Soy esa mole que divisas a lo lejos.
No soy imperfecta, simplemente estoy inacabada.
Doy amoroso cobijo a quienes, con curiosidad y respeto, hasta mí se aproximan.
Me conforman cientos de piedras grandes y pequeñas, redondeadas y picudas.
Es la herencia de mis antepasados, familiares, amigos, compañeros de existencias presentes, pretéritas y, tal vez, también futuras.
Seres que me han querido y respetado; que dejaron su huella para que yo la encontrara y eligiera seguirla o rehuirla.
Valoro y estimo todas mis piezas, porque todas ellas me conforman.

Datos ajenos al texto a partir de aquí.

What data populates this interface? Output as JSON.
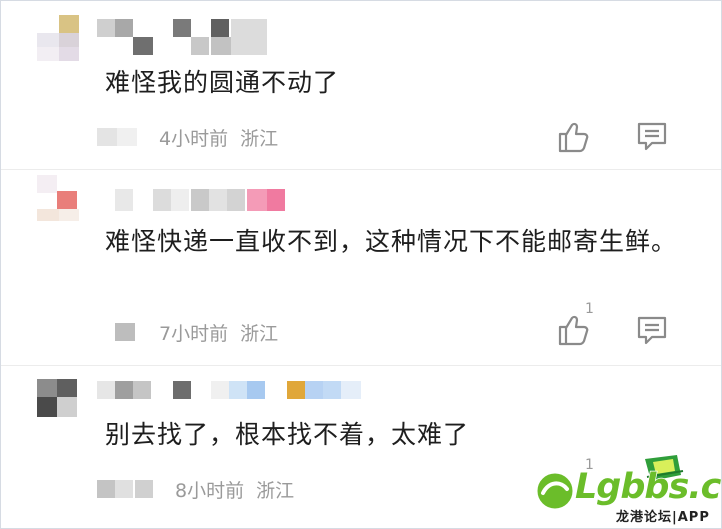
{
  "comments": [
    {
      "text": "难怪我的圆通不动了",
      "time": "4小时前",
      "region": "浙江",
      "likes": ""
    },
    {
      "text": "难怪快递一直收不到，这种情况下不能邮寄生鲜。",
      "time": "7小时前",
      "region": "浙江",
      "likes": "1"
    },
    {
      "text": "别去找了，根本找不着，太难了",
      "time": "8小时前",
      "region": "浙江",
      "likes": "1"
    }
  ],
  "icons": {
    "like": "thumbs-up-icon",
    "reply": "comment-icon"
  },
  "watermark": {
    "brand": "Lgbbs.cn",
    "tagline": "龙港论坛|APP"
  },
  "colors": {
    "meta_gray": "#9a9a9a",
    "text": "#1e1e1e",
    "icon_gray": "#8a8a8a",
    "watermark_green": "#6bbd2a"
  }
}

Cada uno de los que por mi lado han pasado y, sintiendo el impulso de dejar su aportación a mi existencia, lo han hecho, tiene mi reconocimiento eterno.
Pero a aquellos que se aproximan, en silencio y a hurtadillas, con la intención de extraer parte de mí, debilitando mi estructura y menguando mi presencia, que envidian mi tamaño y tratan de desmoronarme, a esos les advierto:
Mis piedras tienen memoria y volverán a mí. Mejor tenedlo en cuenta.
Procurad no ubicarlas en puntos básicos de vuestra casa, porque el día que ellas decidan volver a su origen, vuestra morada se agrietará gravemente y, tal vez, quedéis sepultados bajo ella.